Selamlar,Eser Hanım(
Dayanmak zorundasınız;başka altenetifiniz yok!)
Eser Akpınar
Her zaman şükür edeceğiz. Yaşadıklarımız / yaşayamadıklarımız, sahip olduklarımız / olamadıklarımız... Her şey için.. Mutlaka bir sebebi vardır..
Saygılar, selamlar.
AYSE 09
bize iyi gelmiyecek
rabbim her şeyi öyle güzel ayarlıyor kiii
bizi yaratana emanetsiniz
Mevlananın sözü ne ince anlamlar taşıyor, Eser kardeşim.
Sizin sorunuzun yanıtını bizzat kendiniz vermişsiniz.
Bu dünya imtihan yeri, bizler de birşeylerin bedelini ödemek değil de, sınanıyoruz.
Sabrımız, erdemlerimiz, aileye düşkünlüğümüz...v.s.
Asla babanızdan yüksündüğünüzü düşünmüyorum, sadece sizle rahatlatma babında dertleşiyoruz.
Bir ayeti kerimede şöyle geçer:
Çocuktunuz büyüdükten sonra yine ilk halinize döndürülürsünüz.
Anne babalarımız da yaşlandıkça çocuklaşıyorlar.

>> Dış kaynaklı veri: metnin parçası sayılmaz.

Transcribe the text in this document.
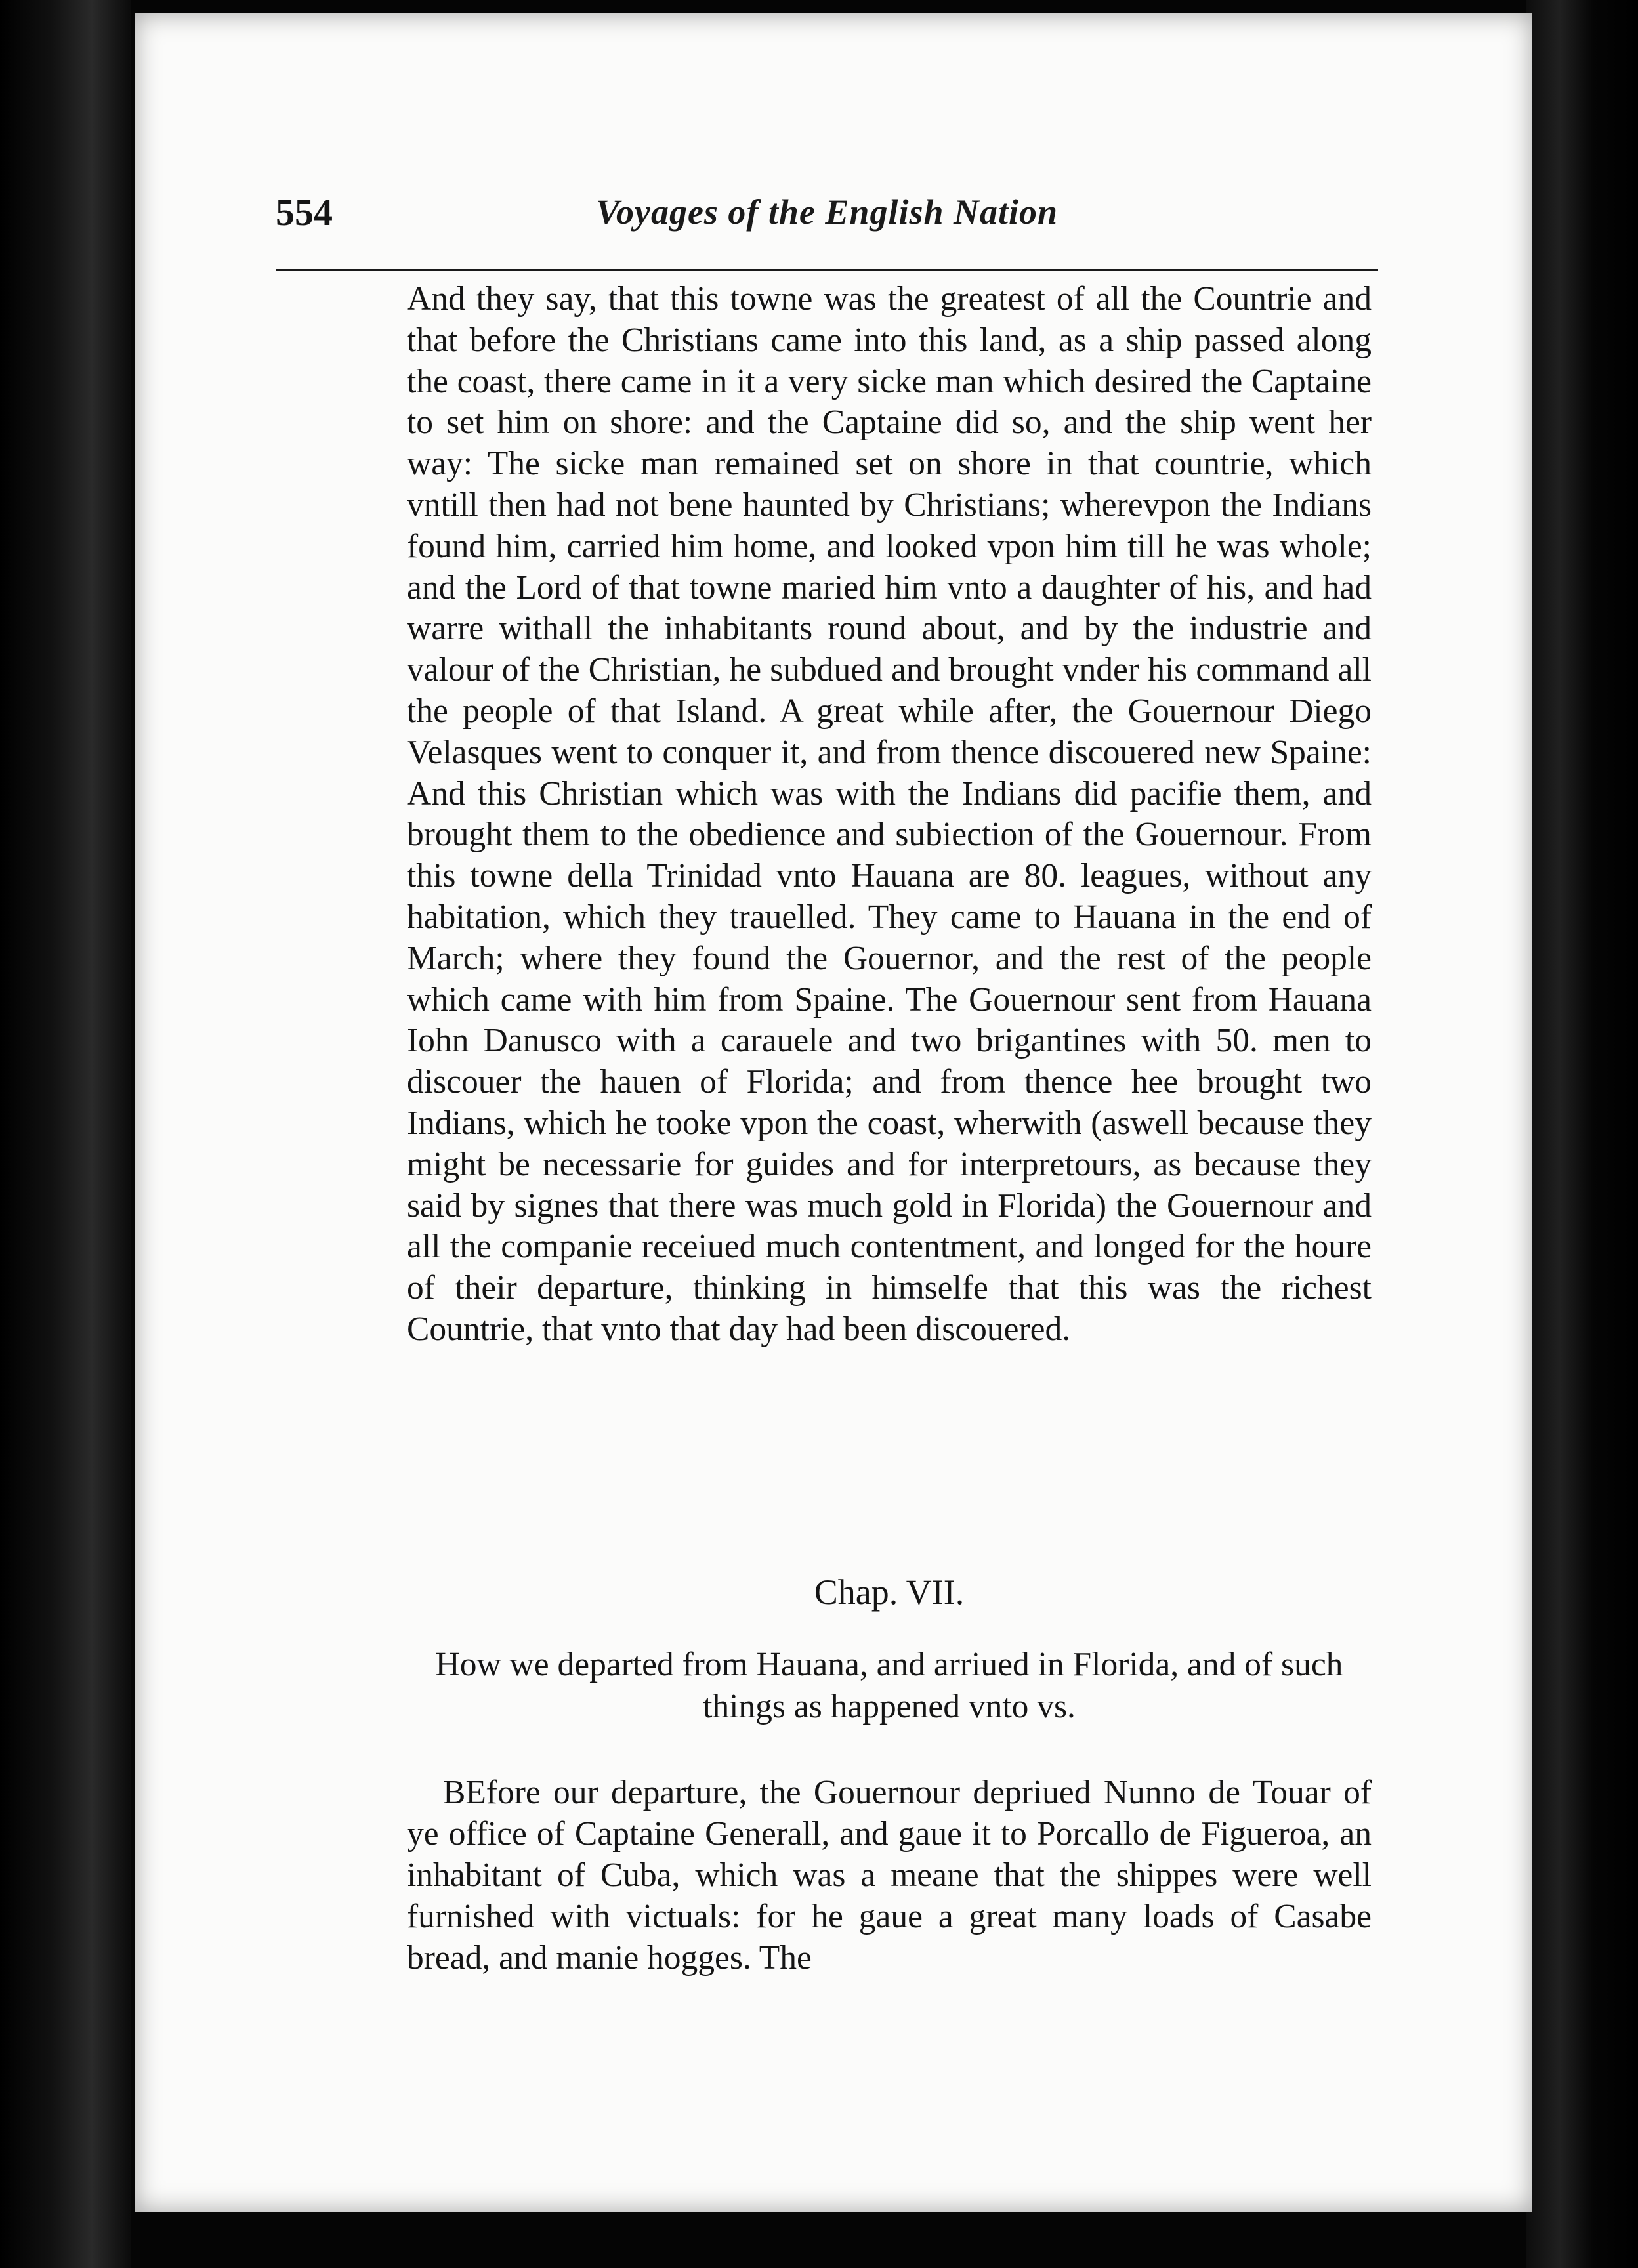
554	Voyages of the English Nation

And they say, that this towne was the greatest of all the Countrie and that before the Christians came into this land, as a ship passed along the coast, there came in it a very sicke man which desired the Captaine to set him on shore: and the Captaine did so, and the ship went her way: The sicke man remained set on shore in that countrie, which vntill then had not bene haunted by Christians; wherevpon the Indians found him, carried him home, and looked vpon him till he was whole; and the Lord of that towne maried him vnto a daughter of his, and had warre withall the inhabitants round about, and by the industrie and valour of the Christian, he subdued and brought vnder his command all the people of that Island. A great while after, the Gouernour Diego Velasques went to conquer it, and from thence discouered new Spaine: And this Christian which was with the Indians did pacifie them, and brought them to the obedience and subiection of the Gouernour. From this towne della Trinidad vnto Hauana are 80. leagues, without any habitation, which they trauelled. They came to Hauana in the end of March; where they found the Gouernor, and the rest of the people which came with him from Spaine. The Gouernour sent from Hauana Iohn Danusco with a carauele and two brigantines with 50. men to discouer the hauen of Florida; and from thence hee brought two Indians, which he tooke vpon the coast, wherwith (aswell because they might be necessarie for guides and for interpretours, as because they said by signes that there was much gold in Florida) the Gouernour and all the companie receiued much contentment, and longed for the houre of their departure, thinking in himselfe that this was the richest Countrie, that vnto that day had been discouered.

Chap. VII.
How we departed from Hauana, and arriued in Florida, and of such things as happened vnto vs.

BEfore our departure, the Gouernour depriued Nunno de Touar of ye office of Captaine Generall, and gaue it to Porcallo de Figueroa, an inhabitant of Cuba, which was a meane that the shippes were well furnished with victuals: for he gaue a great many loads of Casabe bread, and manie hogges. The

Rabbim ona hayırlı ve acil şifalar, size de geniş, sabırlı bir yürek bol bol da güç versin.
Selam ve sevgiler.
Eser Akpınar
Sevgiler, selamlar.
Kafalarının içinde üç beş sözcüğü dolaştıramayan bir sürü insan tanırım, lakapları "ot" tur...Otluktan kurtulmak için, beyin cimnastiği şart. Bir köşe yazarı arkadaşım, aynen, "yazıyı verene kadar, sözlükteki bütün sözcükleri dolaştıryorum bilincim içinde, onlardan bir kaçını bilinç altım çalıyor bilincimden, o günkü yazımı ortaya çıkartıyor," demişti. Gördünüz mü, size de aynı şey olmuş; yani bilincinizde sözcükleri dolaştırırken siz, bilinçaltınız sizden tırtıkladığı sözcükleri yan yana dizip, BÖYLE HARİKULADE BİR YAZI ORTAYA ÇIKARTMIŞ... Babanıza geçmiş olsun, o yaşta bir insan için iflah olmaz bir dert onun ki; (ben birbuçuk yıldır, uyluk kemiğimdeki kırıklarla işkence çekmekteyim ve ailemin sayesinde ıstıraplarımı hafifletebilmekteyim)... Lütfen, babanıza hiç gocunmadan hizmet etmeyi sürdürünüz (tıpkı büyüme çağımızda onların bize gocunmadan verdiği hizmetler gibi...) SAYGILAR...
Eser Akpınar
Kelimelerimi yakalama telaşım içinde, umuyorum ki, yanlış bir ifade kullanmamışmdır. Ya da yanlış bir aktarımda bulunmamışımdır. Bir evladın, babasından, annesinden gocunması mümkünmüdür? Çok şükür ki gocunan evlatlar olmadık, hiçbirimiz. ( öylesiniz dediniz diye yazmıyorum. araclılığınızla bir kez daha vurgulamak için söylüyorum.)
Hayatın, soru-cevap yönüne, kısa bir bakıştı, kendimce...
Teşekkür ediyorum. Değer katıyorsunuz. Saygılar, selamlar.